Economie

Les sophismes de Jean-Luc Mélenchon: épisode 1, les retraites

Vincent Le Biez, mis à jour le 17.05.2013 à 17 h 46

Il faut prendre au sérieux cet adversaire politique, estime Vincent Le Biez, secrétaire national de l'UMP. Cela passe par une étude de ses arguments.

Jean-Luc Mélenchon, en avril 2012 au Bataclan à Paris, pendant la campagne présidentielle. REUTERS/Jacky Naegelen

Jean-Luc Mélenchon, en avril 2012 au Bataclan à Paris, pendant la campagne présidentielle. REUTERS/Jacky Naegelen

Il faut reconnaître au moins une qualité à Jean-Luc Mélenchon: il est très solide dans son argumentation et ose mettre le débat d’idées au premier plan. A l’heure où le cynisme et la médiocrité règne parmi la classe politique, ce fait singularise le leader du Front de Gauche, quels que soient par ailleurs ses emportements et ses outrances.

Il faut prendre Jean-Luc Mélenchon au sérieux

Plutôt que de donner à tous prix à l’opinion ce qu’elle semble demander, Jean-Luc Mélenchon croit à la logique de l’offre en politique (à défaut de croire à la politique de l’offre en matière économique), c’est-à-dire d’imposer dans le débat public des propositions structurées. En cela, il est tout sauf un démagogue et préfère sans doute mille fois convaincre que flatter.

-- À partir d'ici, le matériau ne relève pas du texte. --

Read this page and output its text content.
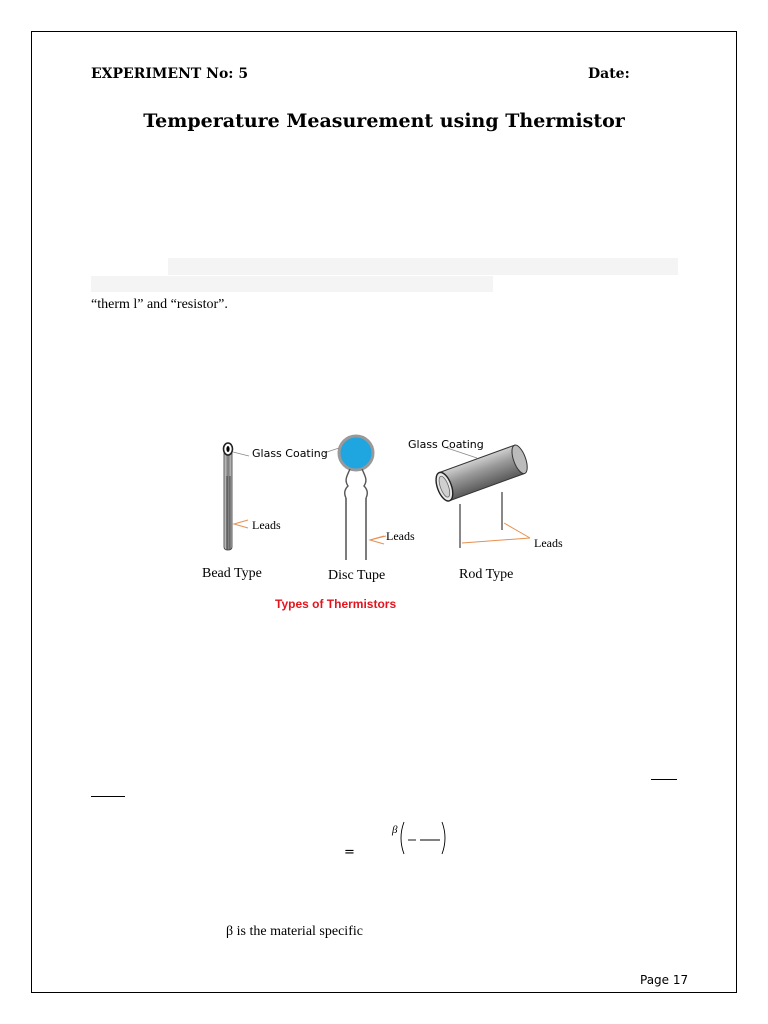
EXPERIMENT No: 5	Date:
Temperature Measurement using Thermistor
“therm l” and “resistor”.
Glass Coating
Glass Coating
Leads
Leads	Leads
Bead Type	Disc Tupe	Rod Type
Types of Thermistors
=
β
β is the material specific
Page 17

On peut même dire qu’il est l’illustration même que le populisme (qu’il revendique mezzo voce) et la démagogie sont deux phénomènes radicalement différents.

Ce tropisme pour l’argumentation, fort peu partagé par ses adversaires politiques et par les journalistes, lui permet le plus souvent de ne faire qu’une bouchée de ses contradicteurs sur les plateaux de télévision. Ses récents passages dans On n’est pas couché et dans Des Paroles et des Actes ont montré que ni Laurent Ruquier, ni Aymeric Caron, ni Natacha Polony, ni François Lenglet, ni encore Jacques Attali[1] n’ont été à la hauteur de la tâche, seul Benoist Apparu s’est montré quelque peu pugnace.

Pourtant, nombreux sont les sophismes ou les erreurs commis par Jean-Luc Mélenchon, selon que l’on estime qu’il est ou pas sincère dans ses convictions. Il est donc plus que jamais nécessaire de prendre au sérieux cet adversaire politique et de porter la contre-attaque.

Faut-il travailler plus longtemps si l’on vit plus longtemps?

Lors de sa prestation remarquée dans l’émission de France 2 Des Paroles et des Actes le 25 avril 2013, Jean-Luc Mélenchon vient à parler de la retraite par répartition.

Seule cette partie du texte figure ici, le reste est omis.